William G. Thomas III, John and Catherine Angle Professor in the Humanities at the University of Nebraska-Lincoln, has earned a John Simon Guggenheim Memorial Foundation Fellowship.
The awards – given to 178 people from the United States and Canada out of an applicant pool of nearly 3,000 – were announced April 6, following ratification by the foundation’s board of trustees. Fellows are chosen on the basis of prior achievement and exceptional promise.
Thomas, who joined the UNL faculty in 2005, is a noted historian who specializes in the Civil War, the U.S. South and slavery. He has been a pioneer in digital history with such projects as the History Harvest, the Virginia Center for Digital History at the University of Virginia, and as a co-editor of the award-winning digital project Valley of the Shadow: Two Communities in the American Civil War.
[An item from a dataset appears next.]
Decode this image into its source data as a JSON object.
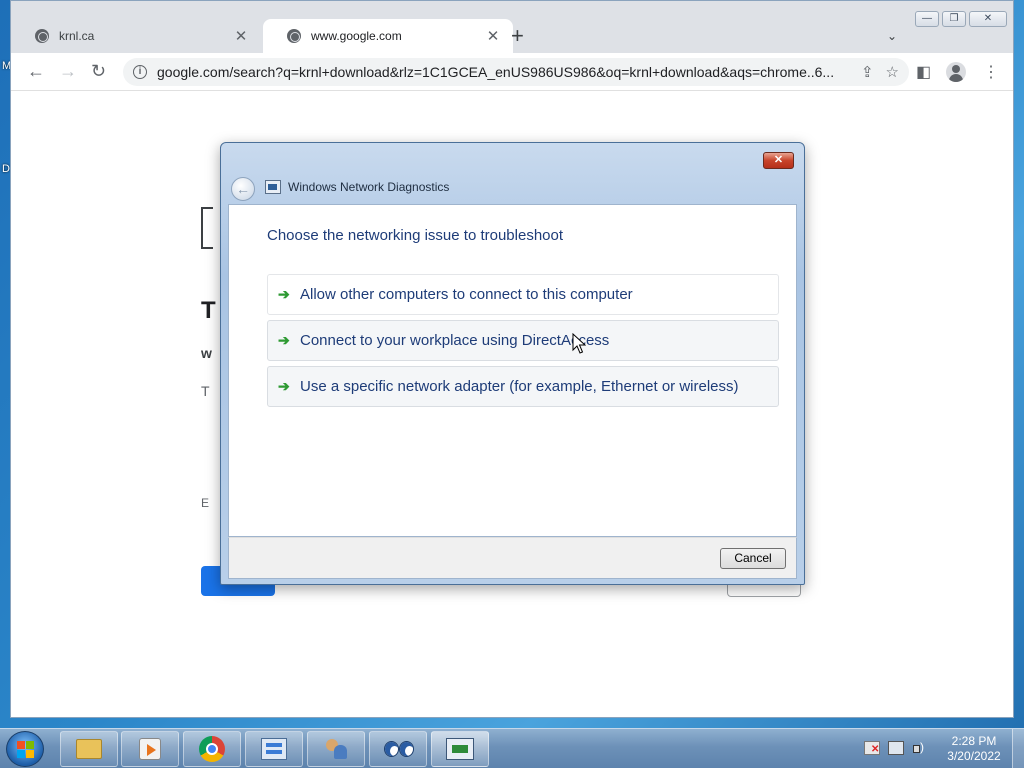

Thomas’ work as a Guggenheim Fellow will dovetail with his current digital humanities research on early Washington D.C. family and law. Thomas will be working on a book called “A Question of Freedom: The Ordeal of an American Family in the Age of Revolution,” which will chronicle the history of a mixed-race family over four generations in Maryland and their 100-year struggle to become free from slavery.
“This project puts an enslaved family and its interaction with other families at the center of a history of the early United States,” Thomas said. “I want to show the evolution of enslavement and why slavery developed the way it did, and how it was resisted.”
He is also planning a series of experimental digital essays titled “One Hundred Years an Enslaved Family.” The essays will delve into the historical record to explore how we know what we know about family histories and why we need moral imagination to confront what we find in the past.
“Piecing together the evidence for this story has required me to think differently about the role of the historian, in large measure because my own family is present in the story, too,” he said. “What leaps of imagination do we make? What leaps are we willing to make? This story has made me ask a fundamental question: how do we know what we know about the past?”
Thomas has won numerous other awards, including a Digital Innovation Fellowship from the American Council of Learned Societies in 2008, and many grants from the National Endowment for the Humanities. One of his previous books, “The Iron Way: Railroads, the Civil War, and the Making of Modern America (Yale University Press, 2011),” was a shortlist finalist in 2012 for the Lincoln Prize. He also serves on the advisory board of the National Archives and Records Administration, and a fellow of UNL’s Center for Digital Research in the Humanities.
Joseph S. Francisco, dean of the College of Arts and Sciences and a 1993 Guggenheim Fellow, said he was pleased Thomas was named a member of the select group.
“A Guggenheim Fellowship is an incredible honor,” Francisco said. “The fellowship will allow Will to continue his important work in documenting and making accessible through digital means our early collective history here in the United States. Will is a fantastic scholar and colleague and he is very deserving of this recognition.”
The Guggenheim Fellowship program is distinguished by the wide range in interest, age, geography and institutions of those it selects. Since its establishment in 1925, the foundation has granted more than $334 million in fellowships to more than 18,000 people, among who are scores of Nobel laureates, poets laureate, winners of Pulitzer Prizes, Fields Medals and of other important, internationally recognized honors.
Past UNL professors who have earned Guggenheim Fellowships include Xiao Cheng Zeng, Willa Cather Professor of Chemistry, in 2004; Kwame Dawes, Chancellor’s Professor of English and Glenna Luschei Editor of Prairie Schooner, in 2012; and John Hibbing, Foundation Regents Professor of Political Science in 2013.